Les fameuses bouffées de chaleur dont il n’existe d’ailleurs pas d’équivalent terminologique en chinois sont ainsi bien souvent l’expression de déséquilibres énergiques de type Vide (Vide de Yin du Rein, vide de yang du Rein) qui affleurent avec l’épuisement de l’Essence du Rein (le Yin et le yang du Rein sont étroitement liés à l’Essence du rein) mais qui résultent de déséquilibres antérieurs.

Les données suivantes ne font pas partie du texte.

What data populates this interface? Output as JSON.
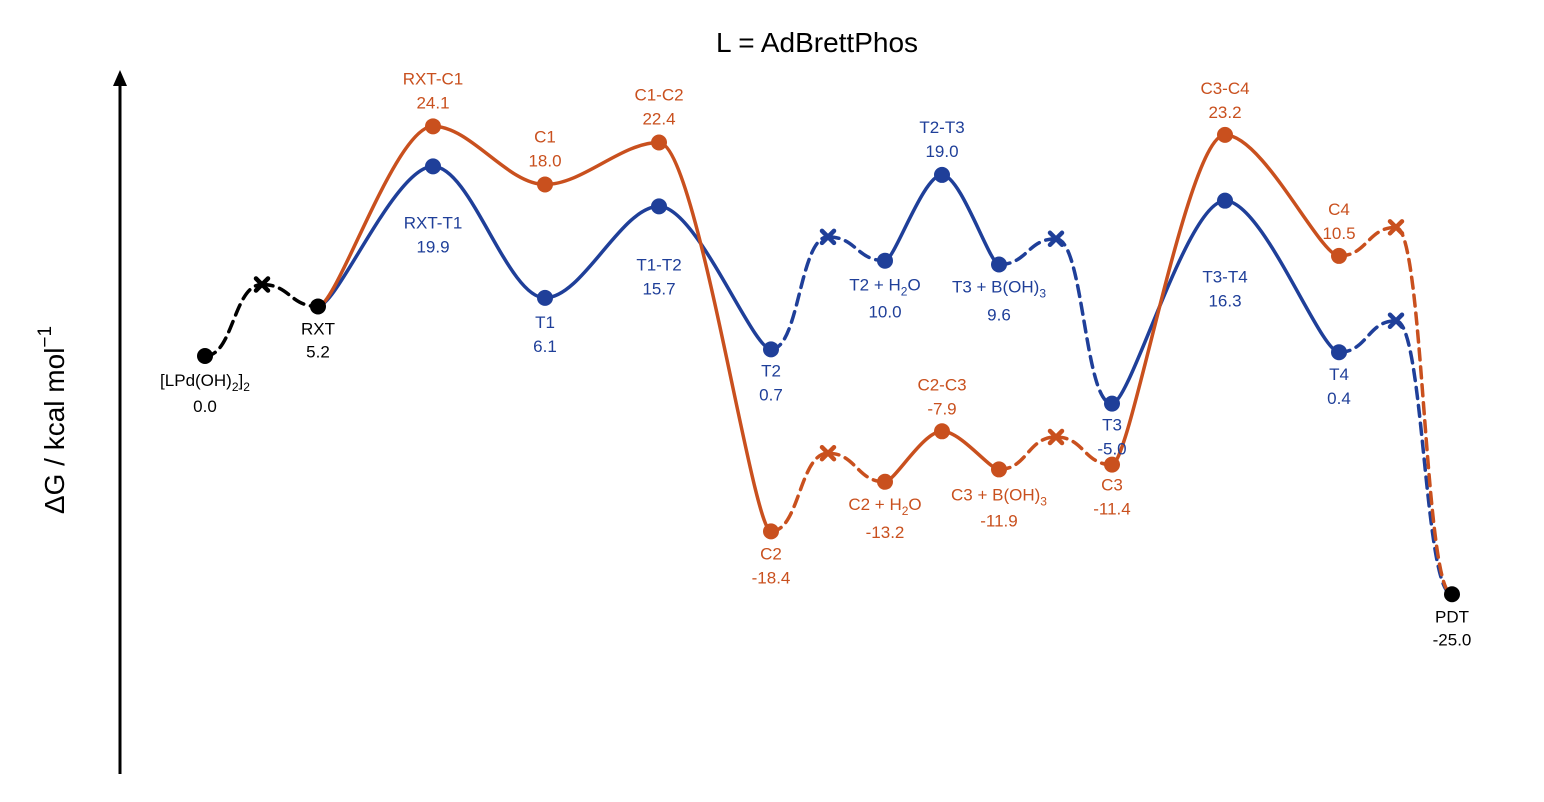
{
  "chart_data": {
    "type": "line",
    "title": "L = AdBrettPhos",
    "ylabel": "ΔG / kcal mol",
    "ylabel_sup": "−1",
    "ylim": [
      -39,
      36
    ],
    "grid": false,
    "colors": {
      "common": "#000000",
      "T": "#1f3f99",
      "C": "#c9501e"
    },
    "common": {
      "start": {
        "name": "[LPd(OH)2]2",
        "energy": 0.0,
        "label_parts": [
          "[LPd(OH)",
          "2",
          "]",
          "2"
        ],
        "value_label": "0.0"
      },
      "x_marker": {
        "energy": 7.5
      },
      "rxt": {
        "name": "RXT",
        "energy": 5.2,
        "value_label": "5.2"
      },
      "end": {
        "name": "PDT",
        "energy": -25.0,
        "value_label": "-25.0"
      }
    },
    "series": [
      {
        "id": "T",
        "points": [
          {
            "name": "RXT-T1",
            "energy": 19.9,
            "value_label": "19.9"
          },
          {
            "name": "T1",
            "energy": 6.1,
            "value_label": "6.1"
          },
          {
            "name": "T1-T2",
            "energy": 15.7,
            "value_label": "15.7"
          },
          {
            "name": "T2",
            "energy": 0.7,
            "value_label": "0.7"
          },
          {
            "name": "T2 + H2O",
            "energy": 10.0,
            "value_label": "10.0",
            "label_parts": [
              "T2 + H",
              "2",
              "O"
            ]
          },
          {
            "name": "T2-T3",
            "energy": 19.0,
            "value_label": "19.0"
          },
          {
            "name": "T3 + B(OH)3",
            "energy": 9.6,
            "value_label": "9.6",
            "label_parts": [
              "T3 + B(OH)",
              "3"
            ]
          },
          {
            "name": "T3",
            "energy": -5.0,
            "value_label": "-5.0"
          },
          {
            "name": "T3-T4",
            "energy": 16.3,
            "value_label": "16.3"
          },
          {
            "name": "T4",
            "energy": 0.4,
            "value_label": "0.4"
          }
        ],
        "x_markers": [
          {
            "after": "T2",
            "energy": 12.5
          },
          {
            "after": "T3 + B(OH)3",
            "energy": 12.3
          },
          {
            "after": "T4",
            "energy": 3.7
          }
        ]
      },
      {
        "id": "C",
        "points": [
          {
            "name": "RXT-C1",
            "energy": 24.1,
            "value_label": "24.1"
          },
          {
            "name": "C1",
            "energy": 18.0,
            "value_label": "18.0"
          },
          {
            "name": "C1-C2",
            "energy": 22.4,
            "value_label": "22.4"
          },
          {
            "name": "C2",
            "energy": -18.4,
            "value_label": "-18.4"
          },
          {
            "name": "C2 + H2O",
            "energy": -13.2,
            "value_label": "-13.2",
            "label_parts": [
              "C2 + H",
              "2",
              "O"
            ]
          },
          {
            "name": "C2-C3",
            "energy": -7.9,
            "value_label": "-7.9"
          },
          {
            "name": "C3 + B(OH)3",
            "energy": -11.9,
            "value_label": "-11.9",
            "label_parts": [
              "C3 + B(OH)",
              "3"
            ]
          },
          {
            "name": "C3",
            "energy": -11.4,
            "value_label": "-11.4"
          },
          {
            "name": "C3-C4",
            "energy": 23.2,
            "value_label": "23.2"
          },
          {
            "name": "C4",
            "energy": 10.5,
            "value_label": "10.5"
          }
        ],
        "x_markers": [
          {
            "after": "C2",
            "energy": -10.2
          },
          {
            "after": "C3 + B(OH)3",
            "energy": -8.5
          },
          {
            "after": "C4",
            "energy": 13.5
          }
        ]
      }
    ]
  }
}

« la gravité des problèmes vécus par une femme à la période de la ménopause dépend[…] du mode de vie et des habitudes alimentaires de toute la vie »6

Dans cette perspective, comme souvent en Médecine Traditionnelle Chinoise, l’équilibre de vie constitue le meilleur remède préventif.
Diététique, acupuncture, pharmacopée, tuina et Qi Gong serviront à rééquilibrer le Qi défaillant en cas de troubles déclarés.

 

1 : http://www.tcm-estherdenz.ch/fr/f_id0/menapause.html
2 : André Duron, Su Wen – première partie, édition de la maisnie (Guy Trédaniel éditeur), paris, 1991, p21
3 : Marcel Granet, La pensée chinoise, albin michel p 339 et 340
4 : Marcel Granet, La civilisation chinoise, albin michel 1994, p 384
5 : Giovianni Maciocia, Les principes fondamentaux de la médecine chinoise, Elsevier masson, Issy les Moulineau, 2008, p48
6 : Giovianni Maciocia,Gynécologie et obstétriques en médecine chinoise, satas, bruxelle, p746.